Une cicatrice, qui ressemble à des lèvres – à vous de décider lesquelles – prêtes à s’ouvrir. À la fois plaie béante et objet fétiche, marque indélébile et forme indécise, morsure érotique et crevasse obscène. La couverture de ce numéro, inspirée du Crash de David Cronenberg, tente d’éviter les clichés (l’éternel visage féminin en plein orgasme), les combinaisons réductrices (un homme et une femme, ou deux hommes, ou deux femmes, ou même trois), le trop explicite (les enfants visitent les kiosques), mais aussi le trop convenable (puritains, passez votre chemin). Dans cette cicatrice, on peut lire un monde d’ambiguïté, de trouble et de fascination. À l’image du sexe à l’écran, tel qu’il nous intéresse ici : beau, laid, sensuel, vertigineux, jamais anodin, charnel, provocateur, destructeur, vital.
Ce choix de mettre de l’avant Crash n’est pas seulement lié au fait que le film vient de ressortir en copie restaurée, mais aussi parce que cette œuvre magistrale permet de poser quelques jalons. Le sexe au cinéma (et dans la société) dérange autant qu’il excite, dans des œuvres qui sont souvent autant rejetées qu’adulées ; il est existentiel, en ce qu’il incarne une pulsion de vie tout en se soldant par une petite mort qui nous rapproche de la grande ; il est subversif, dans la façon dont il met au jour les relations humaines ou les codes sociaux, et dont il permet d’exprimer une individualité dissidente.
Le sexe serait-il un acte de résistance qu’on nous cache ? Tout le monde y pense, tout le monde le fait, il est partout (surtout à l’ère d’Internet), il n’y a rien de plus naturel, et pourtant… la sexualité conserve une aura étrangement transgressive, voire une réputation négative. L’histoire du cinéma reflète ce paradoxe : l’image en mouvement a été mise immédiatement au service de la captation des ébats sexuels, mais ceux-ci n’ont que rarement poussé sans fracas la porte du cinéma grand public. La façon dont la censure s’est préoccupée tout particulièrement du sexe (encore de nos jours, Facebook préfère tolérer une décapitation qu’un sein) n’est pas tant le reflet de ce qui choque les spectateurs qu’une pruderie imposée par la société et ses organes de diffusion.
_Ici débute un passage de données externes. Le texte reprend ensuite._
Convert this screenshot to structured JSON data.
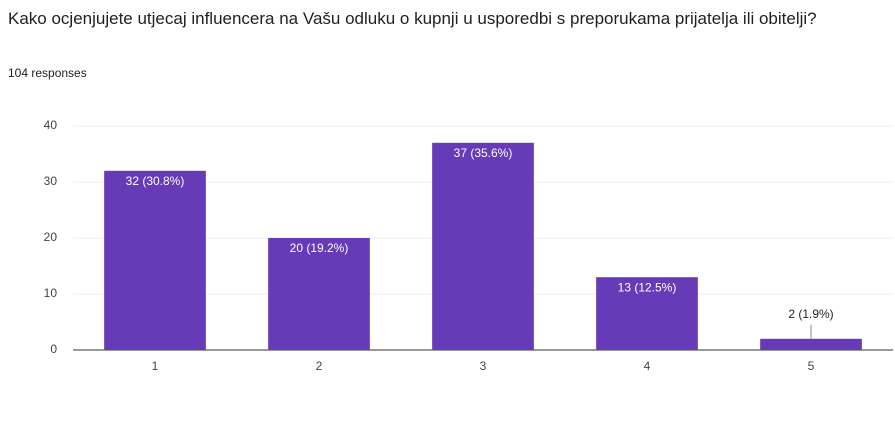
{
  "chart_data": {
    "type": "bar",
    "title": "Kako ocjenjujete utjecaj influencera na Vašu odluku o kupnji u usporedbi s preporukama prijatelja ili obitelji?",
    "subtitle": "104 responses",
    "categories": [
      "1",
      "2",
      "3",
      "4",
      "5"
    ],
    "values": [
      32,
      20,
      37,
      13,
      2
    ],
    "value_labels": [
      "32 (30.8%)",
      "20 (19.2%)",
      "37 (35.6%)",
      "13 (12.5%)",
      "2 (1.9%)"
    ],
    "color": "#673ab7",
    "ylim": [
      0,
      40
    ],
    "yticks": [
      0,
      10,
      20,
      30,
      40
    ],
    "grid": true
  }
}
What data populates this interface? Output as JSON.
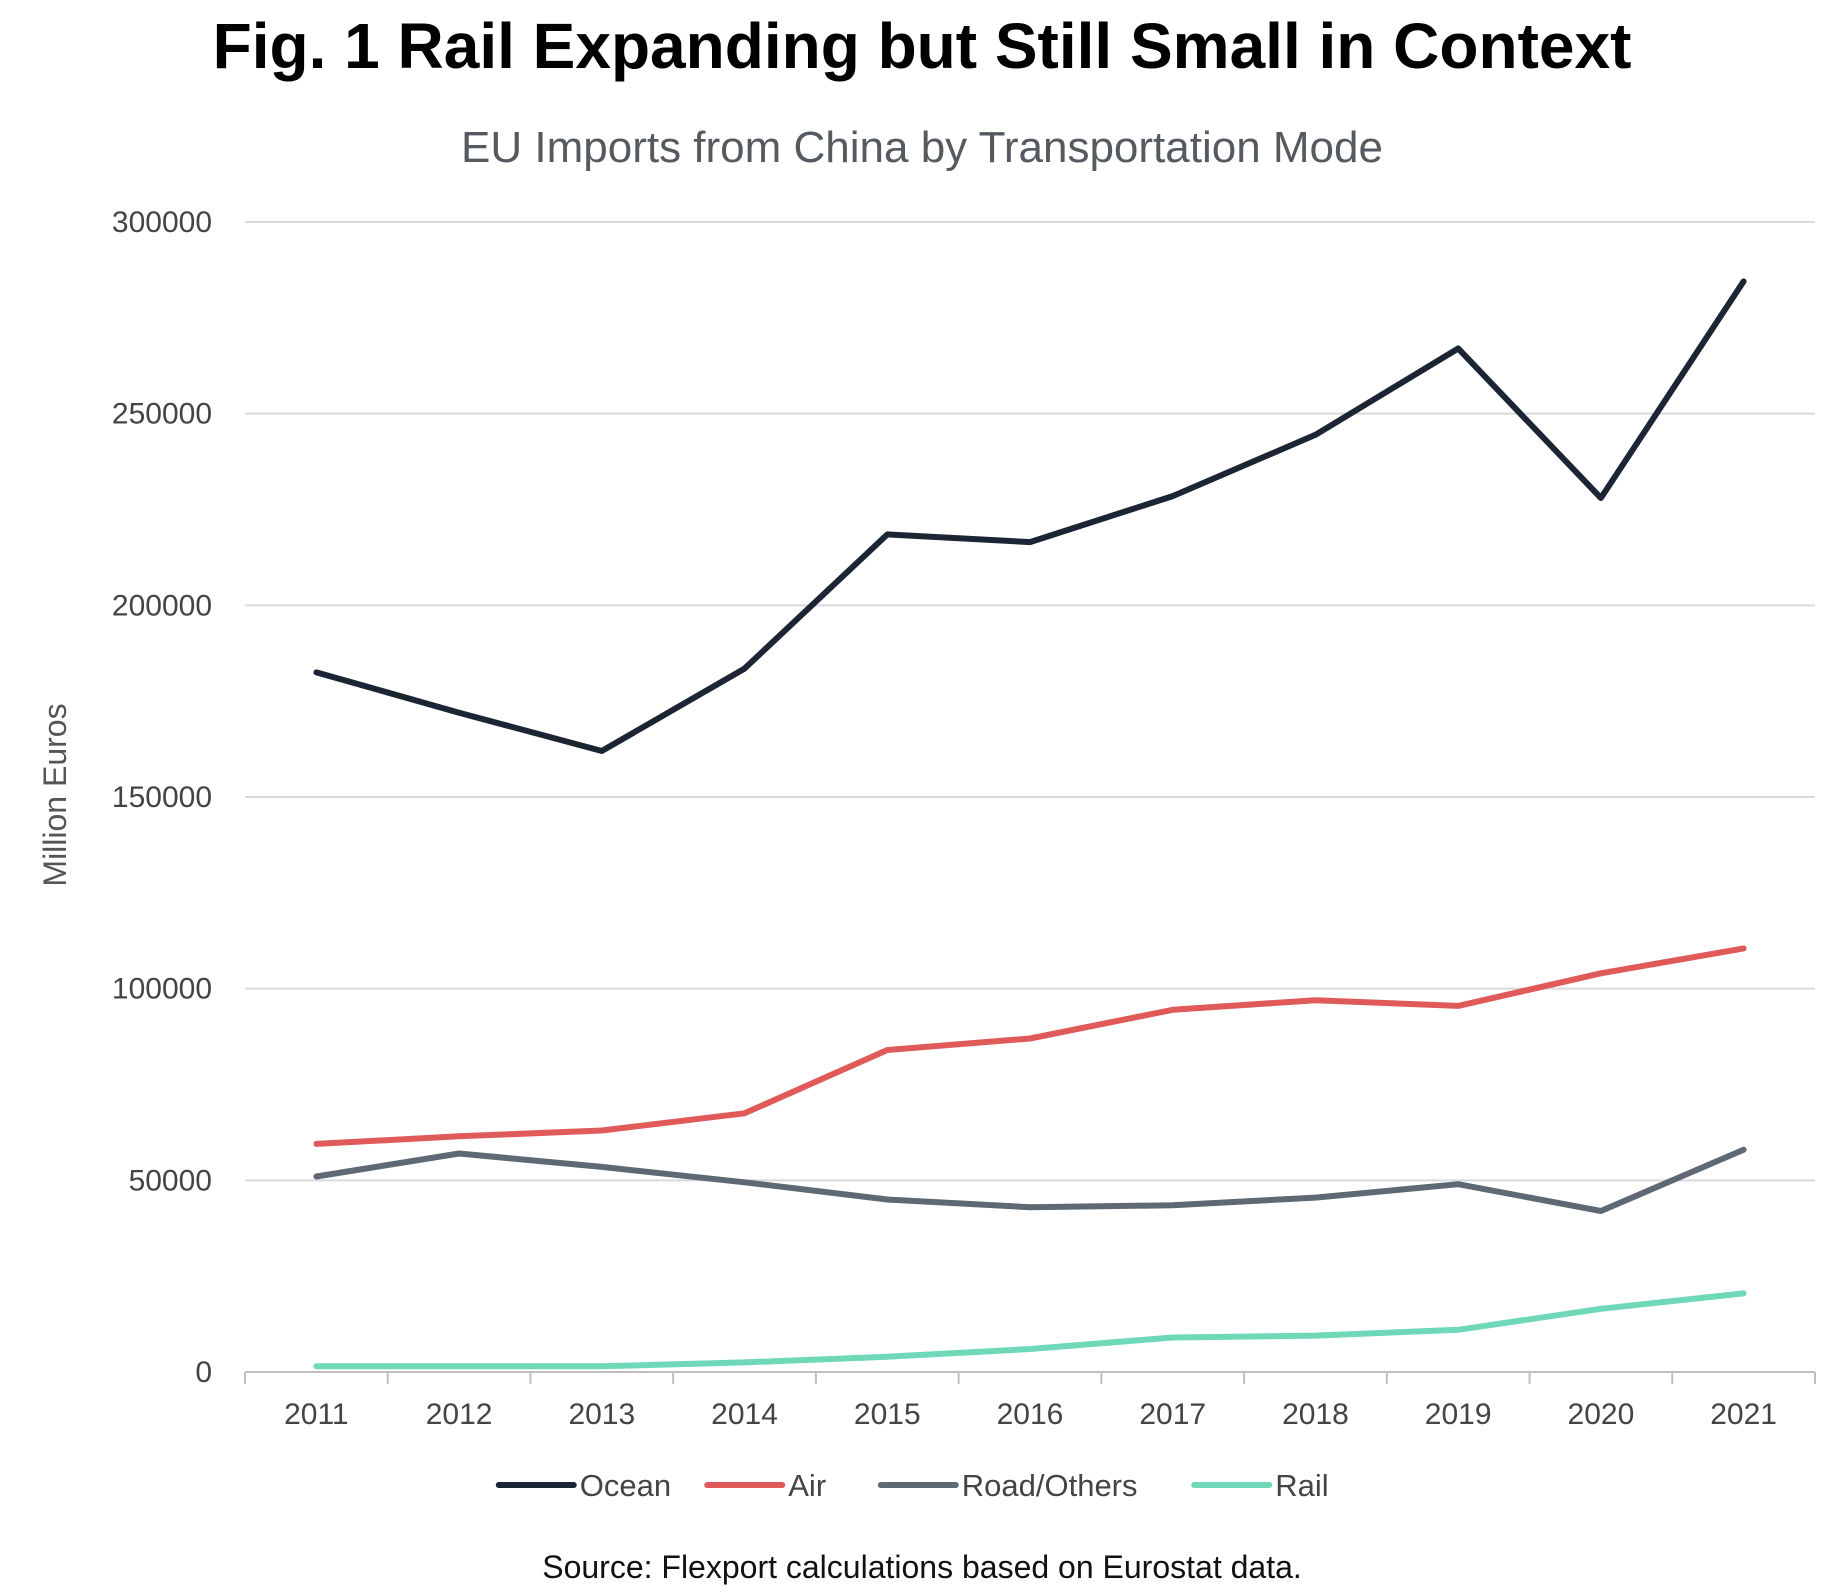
{
  "chart_data": {
    "type": "line",
    "title": "Fig. 1 Rail Expanding but Still Small in Context",
    "subtitle": "EU Imports from China by Transportation Mode",
    "xlabel": "",
    "ylabel": "Million Euros",
    "x": [
      "2011",
      "2012",
      "2013",
      "2014",
      "2015",
      "2016",
      "2017",
      "2018",
      "2019",
      "2020",
      "2021"
    ],
    "ylim": [
      0,
      300000
    ],
    "yticks": [
      "0",
      "50000",
      "100000",
      "150000",
      "200000",
      "250000",
      "300000"
    ],
    "grid": "horizontal",
    "legend_position": "bottom",
    "series": [
      {
        "name": "Ocean",
        "color": "#1c2533",
        "values": [
          182500,
          172000,
          162000,
          183500,
          218500,
          216500,
          228500,
          244500,
          267000,
          228000,
          284500
        ]
      },
      {
        "name": "Air",
        "color": "#e05a5a",
        "values": [
          59500,
          61500,
          63000,
          67500,
          84000,
          87000,
          94500,
          97000,
          95500,
          104000,
          110500
        ]
      },
      {
        "name": "Road/Others",
        "color": "#5f6875",
        "values": [
          51000,
          57000,
          53500,
          49500,
          45000,
          43000,
          43500,
          45500,
          49000,
          42000,
          58000
        ]
      },
      {
        "name": "Rail",
        "color": "#6ed8b8",
        "values": [
          1500,
          1500,
          1500,
          2500,
          4000,
          6000,
          9000,
          9500,
          11000,
          16500,
          20500
        ]
      }
    ],
    "source": "Source: Flexport calculations based on Eurostat data."
  }
}
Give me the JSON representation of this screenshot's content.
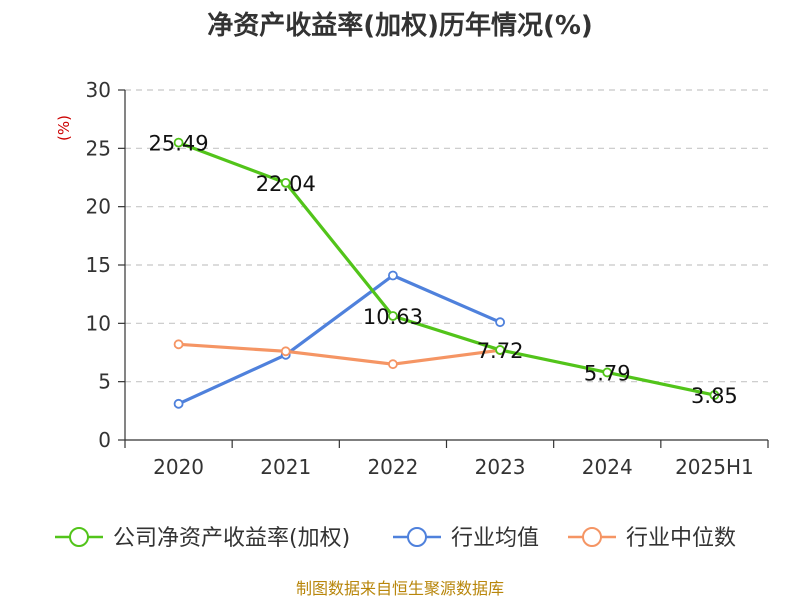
{
  "chart_data": {
    "type": "line",
    "title": "净资产收益率(加权)历年情况(%)",
    "ylabel": "(%)",
    "xlabel": "",
    "categories": [
      "2020",
      "2021",
      "2022",
      "2023",
      "2024",
      "2025H1"
    ],
    "ylim": [
      0,
      30
    ],
    "yticks": [
      0,
      5,
      10,
      15,
      20,
      25,
      30
    ],
    "grid": true,
    "legend_position": "bottom",
    "series": [
      {
        "name": "公司净资产收益率(加权)",
        "color": "#52c41a",
        "values": [
          25.49,
          22.04,
          10.63,
          7.72,
          5.79,
          3.85
        ],
        "labels": [
          "25.49",
          "22.04",
          "10.63",
          "7.72",
          "5.79",
          "3.85"
        ]
      },
      {
        "name": "行业均值",
        "color": "#4f81dc",
        "values": [
          3.1,
          7.3,
          14.1,
          10.1,
          null,
          null
        ]
      },
      {
        "name": "行业中位数",
        "color": "#f59564",
        "values": [
          8.2,
          7.6,
          6.5,
          7.7,
          null,
          null
        ]
      }
    ]
  },
  "source_text": "制图数据来自恒生聚源数据库"
}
On parle ici toutefois de la société occidentale : il suffit par exemple de faire un tour du côté des pinku japonais des années 1960-1970 pour découvrir des œuvres qui ont repoussé toutes les limites du désir, de la perversion, du tabou… et de la réalisation. Le sexe à l’écran, tout comme le cinéma lui-même, n’a pas à se plier au réalisme pour mettre à vif le réel. Au contraire, il y a là un merveilleux laboratoire créatif, propice à perturber les codes de la représentation, et donc ceux de la convenance. Ainsi, de Luis Buñuel à Gaspar Noé, l’attentat (à la pudeur) cinématographique ne se joue pas seulement sur le plan de l’indécence, mais aussi sur celui du bon goût en matière de mise en scène.
On pourrait croire qu’avec le temps, la fin du code Hays aux États-Unis et la révolution sexuelle dans le monde, le sexe à l’écran ne ferait plus autant frémir. Mais force est de constater que filmer frontalement les actes sexuels n’est pas devenu chose plus facile pour les créateurs d’aujourd’hui. Qui peut filmer quoi (ou qui), et comment ? Tout en étant légitimes, ces questions peuvent parfois engendrer de nouvelles barrières. Crash ressurgit, mais un tel film pourrait-il être réalisé aujourd’hui ? Rien n’est moins sûr. Le cinéma contemporain court ainsi le risque de devenir plus lisse et plus timide, à l’heure où il serait plus important que jamais de se confronter ensemble à cet aspect central de nos existences qu’est la sexualité, celle-ci pouvant incarner le plus lumineux comme le plus sombre de la nature humaine. L’art permet de le faire avec nuance, ambivalence, émotion, empathie : les pulsions peuvent y être exorcisées autant que sublimées. S’il y a en effet un endroit où la sexualité peut être problématique, dérangeante, déviante, c’est bien au cinéma, là où elle peut prendre par ailleurs la forme d’un territoire commun, de partage et d’amour.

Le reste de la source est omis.